Scenario: you're transferring large amounts of files from your computer to another disk or cloud storage.

The transfer errors in the middle - either:

  • your device crashes
  • internet goes down
  • the service has a hickup

You're now in a situation where you have to figure out which directories:

  • transferred fully
  • transferred partially
  • did not transfer at all

.. then having to come up with a plan on how to continue from there. Ugh.

The solution

Varasto's design really fits this use case because it has an asynchronous replication queue (one per volume) where all data transfers are (atomically) queued and the queue workers are resilient to temporary errors and software/hardware crashes.

Example case of moving data

Required reading

You should be familiar with replication policies first.

Let's say that you have only on your local disk (named Volume A) this content:

  • 20 TB of movies and TV series
  • 500 GB of work files
  • 500 GB of miscellaneous files

You now decide that you want to backup of all of this content into your cloud storage. The cloud storage is empty in the beginning, so you've got 21 TB of data to transfer.

Before deciding you need a cloud backup, here's your replication policies:

Name New data goes to
Default Volume A

We'll transfer data by making changes to replication policies.

Screenshot of replication policies UI

No need for prioritization

If you don't need to prioritize sending the data, you can just change the above policy to:

Name New data goes to
Default Volume A, Cloud

Varasto's replication reconciliation process will notice that there are conflicts (with how you want things to be vs. how they currently are), confirm them with you and will start replicating the data.

You're done. You just need to wait for the queue backlog to reach realtime.

Explain the conflict resolution

Since the policy's desired replica count (derived from New data goes to) applies to existing data as well (not just new data - but new data will be written with policy compliance) and you just changed the policy, reconciliation process finds policy conflicts with your existing data:

Policy change Policy's replica count Existing data's replica count Conflict
Before 1 1
After 2 1

Using prioritization

If you want your data to be both in Volume A, Cloud, but you want to transfer your data in prioritized batches, you could create a temporary "better policy" which you slowly extend to cover more directories until it covers everything.

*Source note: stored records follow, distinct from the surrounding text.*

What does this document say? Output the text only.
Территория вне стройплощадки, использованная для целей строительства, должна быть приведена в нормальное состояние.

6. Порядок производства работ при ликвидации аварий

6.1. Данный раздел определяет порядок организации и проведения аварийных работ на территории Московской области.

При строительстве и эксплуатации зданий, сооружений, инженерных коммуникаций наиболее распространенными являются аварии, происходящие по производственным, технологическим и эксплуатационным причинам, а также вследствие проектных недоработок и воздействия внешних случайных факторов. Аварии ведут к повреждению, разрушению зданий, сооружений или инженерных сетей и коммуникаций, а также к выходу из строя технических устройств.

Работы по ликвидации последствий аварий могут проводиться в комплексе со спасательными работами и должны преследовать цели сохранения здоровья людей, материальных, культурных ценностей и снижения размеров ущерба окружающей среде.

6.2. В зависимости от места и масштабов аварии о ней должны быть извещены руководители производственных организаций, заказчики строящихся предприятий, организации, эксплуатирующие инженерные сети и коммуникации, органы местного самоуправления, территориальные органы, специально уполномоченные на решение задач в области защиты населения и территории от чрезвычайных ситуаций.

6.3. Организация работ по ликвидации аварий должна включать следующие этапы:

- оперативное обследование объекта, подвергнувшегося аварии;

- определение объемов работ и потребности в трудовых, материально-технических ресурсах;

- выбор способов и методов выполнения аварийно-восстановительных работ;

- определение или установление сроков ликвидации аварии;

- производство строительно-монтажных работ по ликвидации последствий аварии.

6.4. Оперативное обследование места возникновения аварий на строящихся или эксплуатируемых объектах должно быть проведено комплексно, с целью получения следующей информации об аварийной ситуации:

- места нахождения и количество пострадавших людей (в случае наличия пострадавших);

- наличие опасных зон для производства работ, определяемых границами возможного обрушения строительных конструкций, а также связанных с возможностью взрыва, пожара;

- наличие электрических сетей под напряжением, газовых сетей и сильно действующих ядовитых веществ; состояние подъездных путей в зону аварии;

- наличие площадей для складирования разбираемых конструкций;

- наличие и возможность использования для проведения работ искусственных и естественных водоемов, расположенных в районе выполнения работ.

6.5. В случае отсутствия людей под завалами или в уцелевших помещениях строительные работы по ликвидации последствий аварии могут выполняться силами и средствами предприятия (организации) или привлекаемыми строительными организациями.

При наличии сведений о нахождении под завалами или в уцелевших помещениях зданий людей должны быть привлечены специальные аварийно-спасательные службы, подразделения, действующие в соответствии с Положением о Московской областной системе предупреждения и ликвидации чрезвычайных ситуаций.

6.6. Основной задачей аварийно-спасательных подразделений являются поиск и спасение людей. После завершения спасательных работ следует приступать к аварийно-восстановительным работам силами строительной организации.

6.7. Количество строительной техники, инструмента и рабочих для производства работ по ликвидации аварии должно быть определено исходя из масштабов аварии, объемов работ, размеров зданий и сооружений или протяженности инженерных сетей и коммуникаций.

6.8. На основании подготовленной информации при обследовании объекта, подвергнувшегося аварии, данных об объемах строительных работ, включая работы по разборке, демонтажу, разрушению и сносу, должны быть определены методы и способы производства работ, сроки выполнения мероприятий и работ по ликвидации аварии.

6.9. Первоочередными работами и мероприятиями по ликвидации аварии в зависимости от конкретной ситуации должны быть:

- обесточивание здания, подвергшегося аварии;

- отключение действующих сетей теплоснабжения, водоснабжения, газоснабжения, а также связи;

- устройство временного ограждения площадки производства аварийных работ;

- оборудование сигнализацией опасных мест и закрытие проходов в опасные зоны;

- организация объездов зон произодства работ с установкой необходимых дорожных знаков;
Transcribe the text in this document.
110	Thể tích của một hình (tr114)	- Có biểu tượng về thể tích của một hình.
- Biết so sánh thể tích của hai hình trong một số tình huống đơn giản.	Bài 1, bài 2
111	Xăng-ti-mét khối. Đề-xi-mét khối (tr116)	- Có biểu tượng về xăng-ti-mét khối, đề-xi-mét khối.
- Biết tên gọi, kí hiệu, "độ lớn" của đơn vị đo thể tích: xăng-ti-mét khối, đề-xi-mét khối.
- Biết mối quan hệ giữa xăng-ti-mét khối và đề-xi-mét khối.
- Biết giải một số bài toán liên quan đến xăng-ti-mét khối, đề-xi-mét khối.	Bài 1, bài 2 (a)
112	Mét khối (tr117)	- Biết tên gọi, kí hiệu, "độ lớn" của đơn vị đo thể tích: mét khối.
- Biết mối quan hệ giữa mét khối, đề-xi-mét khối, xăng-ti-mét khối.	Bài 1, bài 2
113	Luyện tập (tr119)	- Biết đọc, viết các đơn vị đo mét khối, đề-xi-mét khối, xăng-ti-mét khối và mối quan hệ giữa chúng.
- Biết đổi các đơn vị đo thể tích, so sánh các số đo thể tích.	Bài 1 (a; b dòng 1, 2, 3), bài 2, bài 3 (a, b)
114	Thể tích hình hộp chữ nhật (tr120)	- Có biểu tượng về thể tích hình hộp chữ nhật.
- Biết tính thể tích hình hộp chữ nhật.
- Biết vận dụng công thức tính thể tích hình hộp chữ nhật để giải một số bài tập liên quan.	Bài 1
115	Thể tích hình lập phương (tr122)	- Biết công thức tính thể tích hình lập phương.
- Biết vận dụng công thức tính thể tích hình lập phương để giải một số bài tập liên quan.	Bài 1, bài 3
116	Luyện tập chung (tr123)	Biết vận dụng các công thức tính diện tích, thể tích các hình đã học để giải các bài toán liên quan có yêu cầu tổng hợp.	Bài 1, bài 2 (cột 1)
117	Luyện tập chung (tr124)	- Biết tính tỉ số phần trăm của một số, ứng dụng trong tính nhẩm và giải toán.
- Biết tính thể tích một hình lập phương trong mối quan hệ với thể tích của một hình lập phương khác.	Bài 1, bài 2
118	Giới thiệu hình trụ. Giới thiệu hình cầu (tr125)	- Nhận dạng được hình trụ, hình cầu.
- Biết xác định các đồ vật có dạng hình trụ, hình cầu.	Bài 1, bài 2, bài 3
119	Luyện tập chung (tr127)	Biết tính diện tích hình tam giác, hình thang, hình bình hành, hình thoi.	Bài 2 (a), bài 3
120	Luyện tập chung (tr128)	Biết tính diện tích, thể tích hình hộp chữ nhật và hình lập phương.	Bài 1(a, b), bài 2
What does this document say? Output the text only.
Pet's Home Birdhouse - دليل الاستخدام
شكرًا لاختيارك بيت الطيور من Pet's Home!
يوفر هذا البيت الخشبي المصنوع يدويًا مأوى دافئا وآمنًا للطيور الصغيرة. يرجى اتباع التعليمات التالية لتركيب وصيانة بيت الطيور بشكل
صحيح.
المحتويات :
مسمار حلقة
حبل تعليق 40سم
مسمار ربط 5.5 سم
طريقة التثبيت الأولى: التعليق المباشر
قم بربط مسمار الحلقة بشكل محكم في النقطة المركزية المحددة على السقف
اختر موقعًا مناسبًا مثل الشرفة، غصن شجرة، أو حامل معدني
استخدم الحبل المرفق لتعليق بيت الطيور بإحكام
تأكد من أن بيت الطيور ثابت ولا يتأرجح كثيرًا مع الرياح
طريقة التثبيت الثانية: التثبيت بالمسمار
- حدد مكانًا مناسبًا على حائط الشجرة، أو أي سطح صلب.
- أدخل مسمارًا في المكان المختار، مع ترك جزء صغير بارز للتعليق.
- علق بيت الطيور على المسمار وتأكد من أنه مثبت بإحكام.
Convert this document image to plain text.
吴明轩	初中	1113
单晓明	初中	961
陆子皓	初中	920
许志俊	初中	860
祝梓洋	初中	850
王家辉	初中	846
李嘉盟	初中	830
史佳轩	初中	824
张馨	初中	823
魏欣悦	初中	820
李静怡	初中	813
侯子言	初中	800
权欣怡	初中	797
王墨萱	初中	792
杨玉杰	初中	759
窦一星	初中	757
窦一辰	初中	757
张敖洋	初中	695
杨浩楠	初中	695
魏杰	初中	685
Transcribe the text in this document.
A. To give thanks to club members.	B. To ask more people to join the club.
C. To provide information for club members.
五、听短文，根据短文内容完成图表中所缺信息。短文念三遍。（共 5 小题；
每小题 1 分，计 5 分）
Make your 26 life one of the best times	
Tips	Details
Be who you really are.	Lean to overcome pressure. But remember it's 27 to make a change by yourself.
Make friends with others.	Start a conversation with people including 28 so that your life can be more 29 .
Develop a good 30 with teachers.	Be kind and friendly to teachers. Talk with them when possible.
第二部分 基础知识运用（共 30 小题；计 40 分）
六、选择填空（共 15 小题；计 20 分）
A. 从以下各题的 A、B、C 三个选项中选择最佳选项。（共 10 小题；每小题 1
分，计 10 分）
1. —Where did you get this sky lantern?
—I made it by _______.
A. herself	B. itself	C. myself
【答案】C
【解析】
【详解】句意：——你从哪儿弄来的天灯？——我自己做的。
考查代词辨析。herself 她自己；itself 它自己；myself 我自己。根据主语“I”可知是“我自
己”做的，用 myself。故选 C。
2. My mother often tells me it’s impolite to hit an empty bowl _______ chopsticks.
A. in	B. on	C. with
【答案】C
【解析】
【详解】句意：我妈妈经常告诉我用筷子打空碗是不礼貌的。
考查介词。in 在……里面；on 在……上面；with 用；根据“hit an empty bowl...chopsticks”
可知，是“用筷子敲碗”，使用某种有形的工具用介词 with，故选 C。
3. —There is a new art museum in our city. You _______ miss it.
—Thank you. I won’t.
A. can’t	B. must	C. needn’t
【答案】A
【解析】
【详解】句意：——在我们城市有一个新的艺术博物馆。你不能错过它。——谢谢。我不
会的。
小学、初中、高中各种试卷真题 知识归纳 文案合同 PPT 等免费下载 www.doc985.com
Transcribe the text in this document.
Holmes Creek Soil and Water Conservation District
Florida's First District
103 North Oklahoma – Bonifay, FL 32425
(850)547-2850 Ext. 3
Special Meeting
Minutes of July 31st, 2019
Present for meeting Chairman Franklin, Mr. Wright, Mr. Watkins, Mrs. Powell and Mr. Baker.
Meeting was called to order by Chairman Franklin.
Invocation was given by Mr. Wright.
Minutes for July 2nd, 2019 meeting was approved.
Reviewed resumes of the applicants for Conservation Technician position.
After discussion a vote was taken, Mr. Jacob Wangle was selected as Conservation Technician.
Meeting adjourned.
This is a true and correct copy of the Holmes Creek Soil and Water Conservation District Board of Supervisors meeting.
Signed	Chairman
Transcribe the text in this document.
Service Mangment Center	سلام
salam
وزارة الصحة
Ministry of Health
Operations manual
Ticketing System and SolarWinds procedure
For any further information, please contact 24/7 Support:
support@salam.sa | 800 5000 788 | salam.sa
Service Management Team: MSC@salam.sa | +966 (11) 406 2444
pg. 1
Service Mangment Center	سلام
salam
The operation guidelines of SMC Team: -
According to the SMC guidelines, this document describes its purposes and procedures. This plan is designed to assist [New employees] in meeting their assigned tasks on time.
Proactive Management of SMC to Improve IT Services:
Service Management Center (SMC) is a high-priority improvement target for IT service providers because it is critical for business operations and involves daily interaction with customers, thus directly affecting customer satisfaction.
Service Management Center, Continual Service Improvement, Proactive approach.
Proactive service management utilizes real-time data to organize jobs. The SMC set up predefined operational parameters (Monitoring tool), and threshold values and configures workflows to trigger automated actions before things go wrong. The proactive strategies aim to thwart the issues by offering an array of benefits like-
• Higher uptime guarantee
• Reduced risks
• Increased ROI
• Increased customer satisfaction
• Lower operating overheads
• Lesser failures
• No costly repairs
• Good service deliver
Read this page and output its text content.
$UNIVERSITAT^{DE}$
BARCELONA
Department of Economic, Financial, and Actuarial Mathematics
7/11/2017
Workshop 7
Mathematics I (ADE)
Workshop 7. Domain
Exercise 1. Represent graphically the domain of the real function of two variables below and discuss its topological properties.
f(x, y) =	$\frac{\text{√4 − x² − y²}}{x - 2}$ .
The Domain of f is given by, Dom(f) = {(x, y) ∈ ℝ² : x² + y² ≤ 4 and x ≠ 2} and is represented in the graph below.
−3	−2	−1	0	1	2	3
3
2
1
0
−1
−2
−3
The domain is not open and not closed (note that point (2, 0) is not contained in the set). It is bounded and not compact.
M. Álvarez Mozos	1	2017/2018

You create a new policy - here's your policies now:

Name New data goes to
Default Volume A
Increased resiliency Volume A, Cloud

Here's the content in order of importance (= step order):

  1. Work files
  2. Everything else that is not movies or TV series
  3. Movies
  4. TV series

We'll do these steps:

Directory Policy, explicit Policy, inherited Cloud
/ Default Default
/media/movies Default
/media/series Default
/work Default
/misc Default
Directory Policy, explicit Policy, inherited Cloud
/ Default Default
/media/movies Default
/media/series Default
/work Increased resiliency Increased resiliency
/misc Default

What you did:

  • Assign Increased resiliency to /work

Effect:

  • Work files will be transferred
Directory Policy, explicit Policy, inherited Cloud
/ Increased resiliency Increased resiliency
/media/movies Default Default
/media/series Default Default
/work Increased resiliency
/misc Increased resiliency

What you did:

  • Assign Increased resiliency to root
  • Assign Default to /media/movies
  • Assign Default to /media/series
  • Remove Increased resiliency from /work
    • No effect but it'd be now an redundant exception

Effect:

  • Everything else except movies & TV series will be transferred
Directory Policy, explicit Policy, inherited Cloud
/ Increased resiliency Increased resiliency
/media/movies Increased resiliency
/media/series Default Default
/work Increased resiliency
/misc Increased resiliency

What you did:

  • Remove Default from /media/movies (it'll now inherit root policy)

Effect:

  • Movies will be transferred
Directory Policy, explicit Policy, inherited Cloud
/ Increased resiliency Increased resiliency
/media/movies Increased resiliency
/media/series Increased resiliency
/work Increased resiliency
/misc Increased resiliency

What you did:

  • Remove Default from /media/series (it'll now inherit root policy)

Effect:

  • TV series will be transferred

After the transfer is done, all your content exists locally and in the cloud, and all new content will be automatically also written to in realtime.

Tip

Now, optionally, delete the old Default policy (clearly, it's no longer the default) and rename Increased resiliency to be the new Default.